Getting ready for the grape harvest – Time to Test

The time is coming close now, when we will be harvesting our grapes and making wine. But how do you know when to harvest?  There are various tests, but on my simplistic level, I will be testing the level of sugars. This gives an indication of probable alcohol level, and depending on the results, plotted over time, you can estimate when to harvest.

Of course that does not take into account weather. Warm weather can speed up the ripening process, so your sugars increase quicker. And of course vice versa if it is cooler.  Then there are the grape predators – birds, wasps and a variety of other insects,… and ducks. We certainly have our share of those and so I have been hard at work putting up scare-cd’s to try and keep the birds at bay. But there is little I can do about the insects. (Even our duck, Maggie, keeps trying to steal the odd grape or three whenever an opportunity presents itself.)

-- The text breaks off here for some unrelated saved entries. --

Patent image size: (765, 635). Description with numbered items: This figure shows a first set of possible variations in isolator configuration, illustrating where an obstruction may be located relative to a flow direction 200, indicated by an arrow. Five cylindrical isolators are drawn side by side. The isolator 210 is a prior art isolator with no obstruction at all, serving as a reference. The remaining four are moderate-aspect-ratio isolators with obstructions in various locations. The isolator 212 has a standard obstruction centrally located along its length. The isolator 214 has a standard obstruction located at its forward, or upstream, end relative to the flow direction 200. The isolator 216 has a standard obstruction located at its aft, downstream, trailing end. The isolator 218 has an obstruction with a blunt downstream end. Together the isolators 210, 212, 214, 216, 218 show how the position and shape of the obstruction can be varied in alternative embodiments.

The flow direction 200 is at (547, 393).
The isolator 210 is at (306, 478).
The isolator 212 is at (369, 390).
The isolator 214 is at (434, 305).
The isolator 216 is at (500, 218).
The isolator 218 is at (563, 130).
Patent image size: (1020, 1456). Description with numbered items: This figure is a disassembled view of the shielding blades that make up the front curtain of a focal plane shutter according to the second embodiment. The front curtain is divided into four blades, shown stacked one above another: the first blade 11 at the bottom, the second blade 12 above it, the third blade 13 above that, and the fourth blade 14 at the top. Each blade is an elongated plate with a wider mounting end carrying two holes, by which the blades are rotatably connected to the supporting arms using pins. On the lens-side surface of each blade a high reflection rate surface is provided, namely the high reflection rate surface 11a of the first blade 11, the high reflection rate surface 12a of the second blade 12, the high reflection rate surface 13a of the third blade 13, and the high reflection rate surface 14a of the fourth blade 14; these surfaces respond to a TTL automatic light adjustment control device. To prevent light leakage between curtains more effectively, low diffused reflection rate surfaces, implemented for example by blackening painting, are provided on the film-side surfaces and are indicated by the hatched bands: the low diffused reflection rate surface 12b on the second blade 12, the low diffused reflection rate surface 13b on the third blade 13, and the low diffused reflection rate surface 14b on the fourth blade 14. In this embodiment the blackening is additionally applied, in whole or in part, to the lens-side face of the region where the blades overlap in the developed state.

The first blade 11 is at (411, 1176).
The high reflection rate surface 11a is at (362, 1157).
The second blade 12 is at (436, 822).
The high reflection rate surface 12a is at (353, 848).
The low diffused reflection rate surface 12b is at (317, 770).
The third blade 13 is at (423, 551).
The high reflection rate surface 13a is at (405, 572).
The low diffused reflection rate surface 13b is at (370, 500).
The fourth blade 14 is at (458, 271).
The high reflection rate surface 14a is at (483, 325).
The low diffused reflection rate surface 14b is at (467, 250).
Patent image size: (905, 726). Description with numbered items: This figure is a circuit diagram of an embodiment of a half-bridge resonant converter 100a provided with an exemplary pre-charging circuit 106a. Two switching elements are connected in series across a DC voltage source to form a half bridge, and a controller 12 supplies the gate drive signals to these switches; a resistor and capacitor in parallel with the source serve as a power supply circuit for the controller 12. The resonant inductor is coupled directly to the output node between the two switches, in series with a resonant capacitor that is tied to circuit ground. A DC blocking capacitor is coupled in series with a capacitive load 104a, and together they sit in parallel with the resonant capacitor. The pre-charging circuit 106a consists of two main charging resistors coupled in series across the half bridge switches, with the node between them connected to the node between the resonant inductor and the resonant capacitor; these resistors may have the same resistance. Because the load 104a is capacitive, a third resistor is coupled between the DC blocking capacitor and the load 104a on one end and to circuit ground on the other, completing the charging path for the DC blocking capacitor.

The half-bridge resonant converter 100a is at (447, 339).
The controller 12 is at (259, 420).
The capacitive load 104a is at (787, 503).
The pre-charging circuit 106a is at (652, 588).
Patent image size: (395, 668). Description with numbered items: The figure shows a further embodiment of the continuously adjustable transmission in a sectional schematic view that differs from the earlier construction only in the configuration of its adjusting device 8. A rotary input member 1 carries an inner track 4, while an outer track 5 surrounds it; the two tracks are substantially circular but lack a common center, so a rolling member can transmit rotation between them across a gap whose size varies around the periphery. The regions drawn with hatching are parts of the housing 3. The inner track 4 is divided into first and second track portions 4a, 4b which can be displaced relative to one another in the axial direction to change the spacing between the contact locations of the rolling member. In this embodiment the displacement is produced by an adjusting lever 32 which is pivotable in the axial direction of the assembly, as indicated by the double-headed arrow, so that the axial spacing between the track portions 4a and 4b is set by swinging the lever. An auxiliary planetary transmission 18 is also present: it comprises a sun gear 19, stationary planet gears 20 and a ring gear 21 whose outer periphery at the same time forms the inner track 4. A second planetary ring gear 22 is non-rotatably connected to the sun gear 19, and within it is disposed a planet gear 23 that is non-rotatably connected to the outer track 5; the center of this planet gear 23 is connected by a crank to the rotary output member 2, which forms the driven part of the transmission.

As David (aka Pumpjack) was away in Mexico making wine for a winery there, I was getting my instructions from a long way away, and generally with a 24 hour delay in question and response. But as the tests progressed I started to get a sense of what to do and why.

The first test I did was with a hydrometer, which looks like a long thermometer. You collect about 10 grape bunches, enough anyway to make about 500ml of juice. Bunches are collected from the same grape variety but in various places in the vineyard, to give a better indication of how the whole crop is doing. We have 3 varieties: Chardonnay, Pinot Noir and Pinot Meunier (a classic combination for sparkling). We have so few Chardonnay grapes I was too cautious and did not collect enough to get the requisite quantity of juice to do the test. But with the others I did manage.

Once you collect the grapes, you squish them (this is were feet can come into it, but I used a fingers and a sieve). Then you pour the juice into a tall beaker and float the hydrometer in the juice. The reading is taken from the mark on the hydrometer where it meets the top of the juice.

You then repeat this test every few days, for me it was every 5 days, and record the changes in the readings. They should increase each time and it helps you plot when to anticipate your harvest.

Now because we didn’t have enough Chardonnay grapes to spare to conduct this type of test repetitively, and also it is not the most accurate way to read the sugars, we invested in a refractometer. They cost about 60€, but is money well spent in my book. It allows you to test individual grapes rather than whole bunches. You can either test each grape, making notes as you go along, or what I did was collect about 100 grapes, again of the same variety, but making sure they were from varied locations in the vineyard as well as varied locations on the actual bunches. Again, I squished them, and then I put a couple drops of the juice on the refractometer and it gave me my reading.  Much easier, much faster, a bit more accurate, and I could do it all whilst in the vineyard.

As I did each test and could clearly start to see the fairly consistent rise in the sugars, I started to panic less about David’s delayed return. In fact is has timed out beautifully. He arrived back on Monday and we are anticipating harvest for next Monday ~ assuming the birds, the bees and our duck  don’t get to everything first.  Time to make more scare CD’s.